Technology is predictable, for just about any technology there is a progression. Technology makes the impossible possible. Perhaps at first not very well or very safe, but possible and almost inevitably very expensive at least to begin with. Then technology steadily improves, doing things better and safer. It also makes them cheaper, sometimes not until a threshold of cheap enough and safe enough have been reached, but eventually.

And that technology progression almost always lead to problems with business. When some technology is new it's expensive and some one has to shell out a lot for the equipment and has to make it back in time to replace it. And because the technology started so expensive and the initial investment was so high, It's not unreasonable that the people who fronted the money for the equipment might make a lot of money off of it. But technology is going to improve and the need for a middle man that owns the necessary equipment is going to go away. But it seems like as often as not the middle men that have been making a lot of money for a long time aren't prepared and fight tooth and nail in order to remain middle men. That's not saying that they should go out of business, but they should be looking for new ways to be a middle man that continue to grow the content.

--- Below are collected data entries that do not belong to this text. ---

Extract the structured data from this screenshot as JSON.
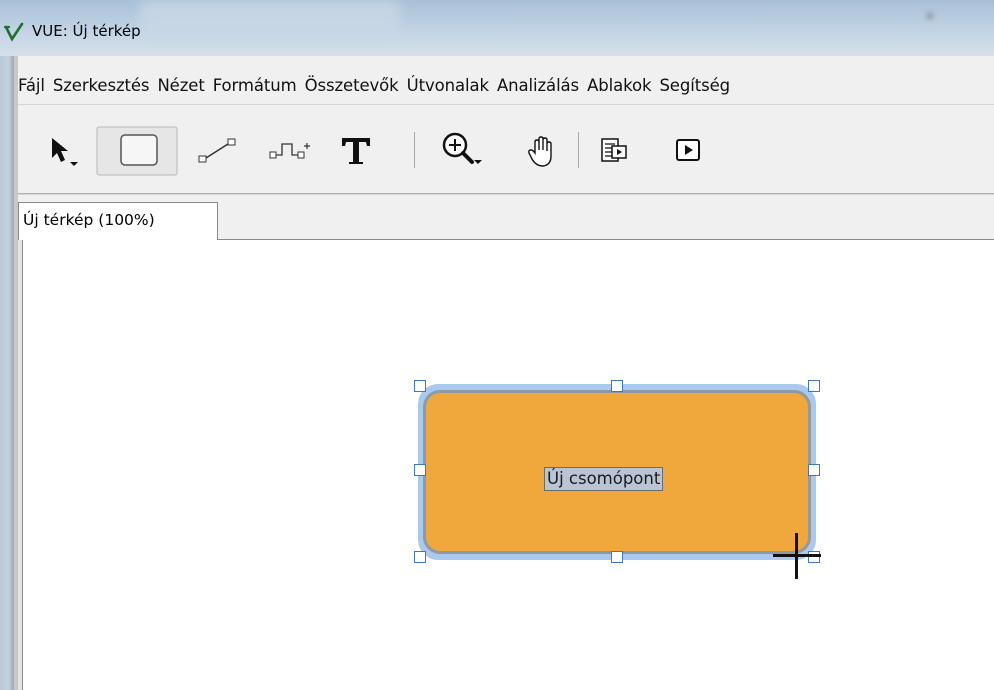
{
  "window": {
    "title": "VUE: Új térkép",
    "icon": "vue-logo-icon"
  },
  "menu": {
    "items": [
      "Fájl",
      "Szerkesztés",
      "Nézet",
      "Formátum",
      "Összetevők",
      "Útvonalak",
      "Analizálás",
      "Ablakok",
      "Segítség"
    ]
  },
  "toolbar": {
    "tools": [
      "selection-arrow-icon",
      "rectangle-node-icon",
      "link-tool-icon",
      "curve-link-icon",
      "text-tool-icon",
      "zoom-icon",
      "pan-hand-icon",
      "slide-viewer-icon",
      "presentation-play-icon"
    ]
  },
  "tabs": [
    {
      "label": "Új térkép (100%)"
    }
  ],
  "node": {
    "label": "Új csomópont",
    "fill_color": "#f0a73b",
    "selection_color": "#a9c9ee"
  }
}
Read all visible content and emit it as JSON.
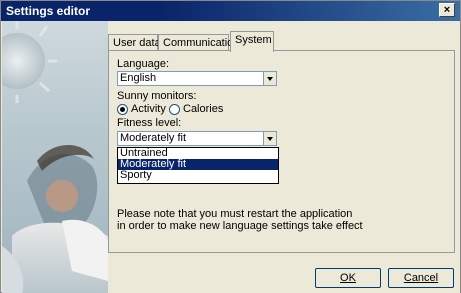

The example of this that comes best to mind is the record companies. In the past month I've bought Indy band albums that were produced independently, advertised on youtube and I found through some combination of being picked up for ads, and people linking to them from facebook. Increasingly the record companies are being cut out of the loop of my music buying, not because of some stance of mine, but because as technology has made them irrelevant at their traditional roles, they have failed to evolve into new ones.

The lesson is that if you are in a content industry, and your stake in the business is that you own the expensive equipment, then you should have an exit strategy or a transition strategy. Because odds are that at some point the equipment will start getting cheaper.

And before I go to save a largely redundant post, the same trends in technology impact the makers of content consumption devices. Unit costs will go down, so even at steady margins profit per unit will go down, and eventually units will go down. Worse then that, there will be periodic technology plateaus where next improved type of player isn't obvious and if you're not spending R&D to find the next thing to make, when some one else does you'll be left in the dust. Case in point Sony losing it's music player dominance to Apple.